Question

In an experiment, 22.00 mL of a 0.250 M calcium chloride are combined with 35.00 mL of a 0.200 M sodium phosphate solution to produce a white precipitate. After the precipitate is collected and dried, it is found to have a mass of 0.973 g.

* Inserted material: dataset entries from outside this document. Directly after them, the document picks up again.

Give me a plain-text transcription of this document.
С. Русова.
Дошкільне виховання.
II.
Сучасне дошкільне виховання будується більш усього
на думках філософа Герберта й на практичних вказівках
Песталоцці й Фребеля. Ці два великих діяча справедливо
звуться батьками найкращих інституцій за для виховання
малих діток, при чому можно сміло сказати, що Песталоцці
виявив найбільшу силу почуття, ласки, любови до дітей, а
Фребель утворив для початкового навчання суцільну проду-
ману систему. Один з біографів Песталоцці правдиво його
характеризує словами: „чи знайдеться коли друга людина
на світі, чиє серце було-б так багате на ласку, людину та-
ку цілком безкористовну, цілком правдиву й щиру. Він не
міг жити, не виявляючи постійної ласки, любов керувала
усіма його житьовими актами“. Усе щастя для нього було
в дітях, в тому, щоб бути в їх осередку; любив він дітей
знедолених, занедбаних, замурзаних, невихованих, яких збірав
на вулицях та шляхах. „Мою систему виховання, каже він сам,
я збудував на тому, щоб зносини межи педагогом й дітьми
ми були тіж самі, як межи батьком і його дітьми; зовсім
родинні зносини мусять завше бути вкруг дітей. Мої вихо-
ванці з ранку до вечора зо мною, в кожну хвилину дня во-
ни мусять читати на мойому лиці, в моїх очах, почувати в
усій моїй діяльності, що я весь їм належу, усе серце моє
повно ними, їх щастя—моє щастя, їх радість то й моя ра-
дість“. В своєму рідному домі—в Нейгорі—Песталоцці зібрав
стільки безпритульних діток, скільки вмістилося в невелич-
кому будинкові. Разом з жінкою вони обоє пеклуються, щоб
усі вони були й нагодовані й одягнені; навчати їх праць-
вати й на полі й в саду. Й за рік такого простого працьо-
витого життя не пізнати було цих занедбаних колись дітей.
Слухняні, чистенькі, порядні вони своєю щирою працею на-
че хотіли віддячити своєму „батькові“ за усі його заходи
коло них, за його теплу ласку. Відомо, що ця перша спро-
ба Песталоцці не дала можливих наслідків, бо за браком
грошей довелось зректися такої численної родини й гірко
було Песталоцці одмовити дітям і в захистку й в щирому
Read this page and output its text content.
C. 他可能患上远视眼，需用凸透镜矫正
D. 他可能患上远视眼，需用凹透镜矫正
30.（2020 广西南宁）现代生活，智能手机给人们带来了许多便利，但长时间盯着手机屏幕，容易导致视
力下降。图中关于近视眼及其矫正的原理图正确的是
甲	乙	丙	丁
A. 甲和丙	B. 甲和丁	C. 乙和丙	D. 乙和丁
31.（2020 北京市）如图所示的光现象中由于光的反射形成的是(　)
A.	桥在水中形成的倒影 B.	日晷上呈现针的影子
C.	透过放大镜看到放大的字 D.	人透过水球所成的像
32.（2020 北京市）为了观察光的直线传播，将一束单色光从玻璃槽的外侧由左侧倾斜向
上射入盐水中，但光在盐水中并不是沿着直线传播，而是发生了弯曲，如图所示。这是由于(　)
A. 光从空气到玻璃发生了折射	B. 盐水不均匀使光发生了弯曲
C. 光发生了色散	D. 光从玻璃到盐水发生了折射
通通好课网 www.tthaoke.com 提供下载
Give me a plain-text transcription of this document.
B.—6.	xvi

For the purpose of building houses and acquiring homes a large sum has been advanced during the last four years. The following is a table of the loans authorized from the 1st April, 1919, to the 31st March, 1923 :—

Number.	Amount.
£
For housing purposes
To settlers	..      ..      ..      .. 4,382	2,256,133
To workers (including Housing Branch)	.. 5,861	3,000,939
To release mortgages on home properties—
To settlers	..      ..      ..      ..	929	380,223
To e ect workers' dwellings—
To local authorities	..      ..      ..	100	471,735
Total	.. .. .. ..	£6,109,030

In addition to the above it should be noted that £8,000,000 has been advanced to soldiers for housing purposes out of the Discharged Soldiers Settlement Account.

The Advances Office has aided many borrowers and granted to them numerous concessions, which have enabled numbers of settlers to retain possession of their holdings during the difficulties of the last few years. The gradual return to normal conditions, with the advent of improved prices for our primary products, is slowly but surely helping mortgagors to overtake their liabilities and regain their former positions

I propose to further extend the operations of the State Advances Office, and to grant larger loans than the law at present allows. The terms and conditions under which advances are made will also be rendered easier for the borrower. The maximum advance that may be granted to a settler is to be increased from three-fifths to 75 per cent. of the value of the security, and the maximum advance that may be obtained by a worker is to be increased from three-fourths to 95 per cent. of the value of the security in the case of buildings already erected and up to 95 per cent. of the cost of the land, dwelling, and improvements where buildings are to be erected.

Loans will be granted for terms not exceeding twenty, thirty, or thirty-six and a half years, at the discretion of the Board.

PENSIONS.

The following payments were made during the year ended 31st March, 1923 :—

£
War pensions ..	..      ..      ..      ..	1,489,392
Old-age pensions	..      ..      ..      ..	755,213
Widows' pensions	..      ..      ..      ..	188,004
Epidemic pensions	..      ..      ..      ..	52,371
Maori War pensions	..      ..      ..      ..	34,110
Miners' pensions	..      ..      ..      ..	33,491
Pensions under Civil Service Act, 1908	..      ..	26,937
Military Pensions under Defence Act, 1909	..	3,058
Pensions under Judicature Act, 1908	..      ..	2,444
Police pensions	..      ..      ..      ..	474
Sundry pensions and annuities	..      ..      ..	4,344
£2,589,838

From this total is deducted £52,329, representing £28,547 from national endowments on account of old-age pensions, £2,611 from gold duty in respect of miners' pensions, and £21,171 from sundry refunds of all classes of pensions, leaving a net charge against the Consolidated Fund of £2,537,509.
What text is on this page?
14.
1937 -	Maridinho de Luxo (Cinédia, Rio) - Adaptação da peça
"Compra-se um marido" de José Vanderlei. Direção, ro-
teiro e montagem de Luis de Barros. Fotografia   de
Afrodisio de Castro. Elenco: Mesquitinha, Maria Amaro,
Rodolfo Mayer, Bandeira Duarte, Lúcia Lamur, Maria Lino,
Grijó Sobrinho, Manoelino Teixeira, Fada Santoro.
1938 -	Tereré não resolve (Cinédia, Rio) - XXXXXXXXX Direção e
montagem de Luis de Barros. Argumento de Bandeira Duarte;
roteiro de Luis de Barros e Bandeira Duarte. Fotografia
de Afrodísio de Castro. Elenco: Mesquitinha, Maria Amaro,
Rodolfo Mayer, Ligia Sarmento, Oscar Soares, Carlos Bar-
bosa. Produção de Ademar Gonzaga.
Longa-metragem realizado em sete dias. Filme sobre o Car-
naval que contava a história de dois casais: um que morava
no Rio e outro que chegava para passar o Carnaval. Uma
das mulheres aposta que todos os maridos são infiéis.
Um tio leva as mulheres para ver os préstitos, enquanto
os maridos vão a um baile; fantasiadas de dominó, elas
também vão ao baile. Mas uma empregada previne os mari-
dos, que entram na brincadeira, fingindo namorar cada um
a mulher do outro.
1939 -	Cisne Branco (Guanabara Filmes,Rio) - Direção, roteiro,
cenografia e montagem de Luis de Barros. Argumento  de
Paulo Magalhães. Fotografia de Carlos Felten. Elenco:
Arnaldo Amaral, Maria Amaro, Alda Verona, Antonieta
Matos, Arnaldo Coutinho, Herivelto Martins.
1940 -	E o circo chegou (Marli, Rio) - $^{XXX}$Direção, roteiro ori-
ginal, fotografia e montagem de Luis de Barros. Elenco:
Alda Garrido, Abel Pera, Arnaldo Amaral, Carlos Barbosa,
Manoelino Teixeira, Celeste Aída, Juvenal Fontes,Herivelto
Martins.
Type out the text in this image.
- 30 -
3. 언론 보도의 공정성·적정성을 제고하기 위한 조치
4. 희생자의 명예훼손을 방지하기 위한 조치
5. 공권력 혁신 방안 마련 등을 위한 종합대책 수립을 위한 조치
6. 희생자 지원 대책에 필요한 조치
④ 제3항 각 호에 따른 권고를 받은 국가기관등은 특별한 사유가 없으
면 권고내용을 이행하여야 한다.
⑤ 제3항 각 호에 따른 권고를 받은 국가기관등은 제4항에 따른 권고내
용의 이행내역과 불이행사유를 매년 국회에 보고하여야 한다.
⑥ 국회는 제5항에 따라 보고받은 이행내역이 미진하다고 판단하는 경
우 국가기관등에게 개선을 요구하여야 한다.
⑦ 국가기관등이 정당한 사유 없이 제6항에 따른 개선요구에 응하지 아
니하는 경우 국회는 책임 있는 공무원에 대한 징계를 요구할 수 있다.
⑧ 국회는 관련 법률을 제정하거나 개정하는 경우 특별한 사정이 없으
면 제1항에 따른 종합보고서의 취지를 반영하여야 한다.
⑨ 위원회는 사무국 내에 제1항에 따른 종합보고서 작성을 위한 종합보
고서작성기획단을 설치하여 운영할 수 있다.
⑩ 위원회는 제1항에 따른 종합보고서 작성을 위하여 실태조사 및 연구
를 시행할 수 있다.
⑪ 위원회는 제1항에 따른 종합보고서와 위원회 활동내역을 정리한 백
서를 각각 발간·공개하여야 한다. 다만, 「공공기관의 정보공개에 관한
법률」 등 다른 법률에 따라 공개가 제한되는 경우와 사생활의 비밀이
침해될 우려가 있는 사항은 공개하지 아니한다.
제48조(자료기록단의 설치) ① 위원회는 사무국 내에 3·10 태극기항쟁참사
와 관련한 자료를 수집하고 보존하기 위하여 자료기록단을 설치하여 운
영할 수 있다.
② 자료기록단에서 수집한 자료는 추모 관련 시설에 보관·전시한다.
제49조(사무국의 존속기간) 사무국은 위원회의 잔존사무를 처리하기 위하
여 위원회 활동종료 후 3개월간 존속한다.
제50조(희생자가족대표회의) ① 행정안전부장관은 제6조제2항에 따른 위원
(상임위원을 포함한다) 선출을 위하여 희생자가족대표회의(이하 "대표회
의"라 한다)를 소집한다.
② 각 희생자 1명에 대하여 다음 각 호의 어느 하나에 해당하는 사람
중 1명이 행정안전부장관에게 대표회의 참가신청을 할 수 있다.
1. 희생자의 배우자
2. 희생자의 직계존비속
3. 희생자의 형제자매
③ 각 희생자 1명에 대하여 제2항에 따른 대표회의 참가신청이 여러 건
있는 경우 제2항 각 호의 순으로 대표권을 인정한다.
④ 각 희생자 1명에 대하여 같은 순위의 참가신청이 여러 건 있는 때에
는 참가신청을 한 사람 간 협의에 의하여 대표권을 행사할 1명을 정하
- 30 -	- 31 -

What is the percent yield of this reaction?

Answer 1

Percent yield = (Actual yield / Theoritical yield) x 100%

Actual yield is given as 0.973 g

Calculation of theoritical yield;

3CaCl₂(aq) + 2Na₃PO₄(aq) → Ca₃(PO₄)₂(s) + 6NaCl(aq)
Stoi. ratio 3 : 2 : 1
Initial moles 5.5 x 10⁻³ 7 x 10⁻³
Reacted 5.5 x 10⁻³ ( 5.5 x 10⁻³ x 2) / 3
Final moles - 3.33 x 10⁻³ (5.5 x 10⁻³) / 3

to calculate the moles following equation was used.
moles = volume (L) x Molarity ( mol L⁻¹)

The molar mass of Ca₃(PO₄)₂(s) = 310 g mol⁻¹

mass of Ca₃(PO₄)₂(s) = moles x molar mass
= (5.5 x 10⁻³) / 3 mol x 310 g mol⁻¹
= 0.568 g

percent yield = (0.973 g / 0.568 g) x 100%
= 171.30 %

Since the percent yield is over that 100, there is an error in actual yield.
the error can be in measuring instrument or the product is not dried well.